Optimizing Azure Reliability using Azure SRE Agent

Exercise scenario

This scenario demonstrates the full agentic operations control loop:

Detect → Investigate → Explain → Propose → Approve → Execute → Verify

Which gets applied to a traditional Azure workload architecture using App Service and Cosmos DB. Starting from a successfully running scenario, you simulate a managed identity authorization failure error, resulting in HTTP 500 error messages. By using Azure SRE Agent and Agentic AI concepts, you gain experience in using Azure SRE Agent to investigate, troubleshoot, mitigate the incident. The outcome is having a reliable workload scenario back, at the end of the exercise.
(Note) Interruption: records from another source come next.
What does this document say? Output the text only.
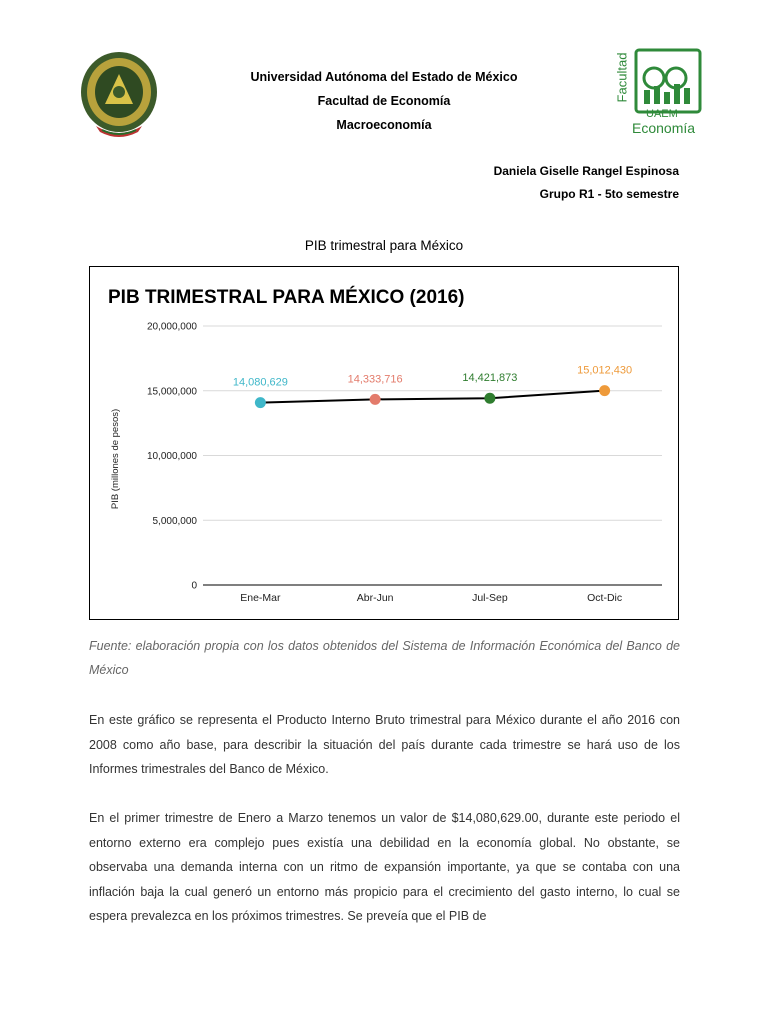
Universidad Autónoma del Estado de México
Facultad de Economía
Macroeconomía
Facultad
UAEM
Economía
Daniela Giselle Rangel Espinosa
Grupo R1 - 5to semestre
PIB trimestral para México
PIB TRIMESTRAL PARA MÉXICO (2016)
PIB (millones de pesos)
0
5,000,000
10,000,000
15,000,000
20,000,000
Ene-Mar	Abr-Jun	Jul-Sep	Oct-Dic
14,080,629	14,333,716	14,421,873
15,012,430
Fuente: elaboración propia con los datos obtenidos del Sistema de Información Económica del Banco de México
En este gráfico se representa el Producto Interno Bruto trimestral para México durante el año 2016 con 2008 como año base, para describir la situación del país durante cada trimestre se hará uso de los Informes trimestrales del Banco de México.
En el primer trimestre de Enero a Marzo tenemos un valor de $14,080,629.00, durante este periodo el entorno externo era complejo pues existía una debilidad en la economía global. No obstante, se observaba una demanda interna con un ritmo de expansión importante, ya que se contaba con una inflación baja la cual generó un entorno más propicio para el crecimiento del gasto interno, lo cual se espera prevalezca en los próximos trimestres. Se preveía que el PIB de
A product catalog API running on Azure App Service suddenly begins returning HTTP 500 errors. There was no code deployment, and, crucially, no changes to application settings — the COSMOS_ACCOUNT_ENDPOINT value is correct. The App Service uses a system-assigned managed identity to authenticate to Azure Cosmos DB via Cosmos DB's built-in data-plane RBAC. You as cloud operator, cleaning up stale role assignments, inadvertently deleted the role assignment that granted the App Service identity access to Cosmos DB. Every request that queries the database now fails with an authorization exception. You rely on Azure SRE Agent to investigate, triage, provide a solution and assist in fixing the problem and restoring the workload to a healthy state.

This is a realistic and increasingly common failure pattern in organizations that have migrated to keyless authentication (managed identity / workload identity). There is no secret to rotate and no connection string to check — the failure lives entirely in the identity and RBAC layer.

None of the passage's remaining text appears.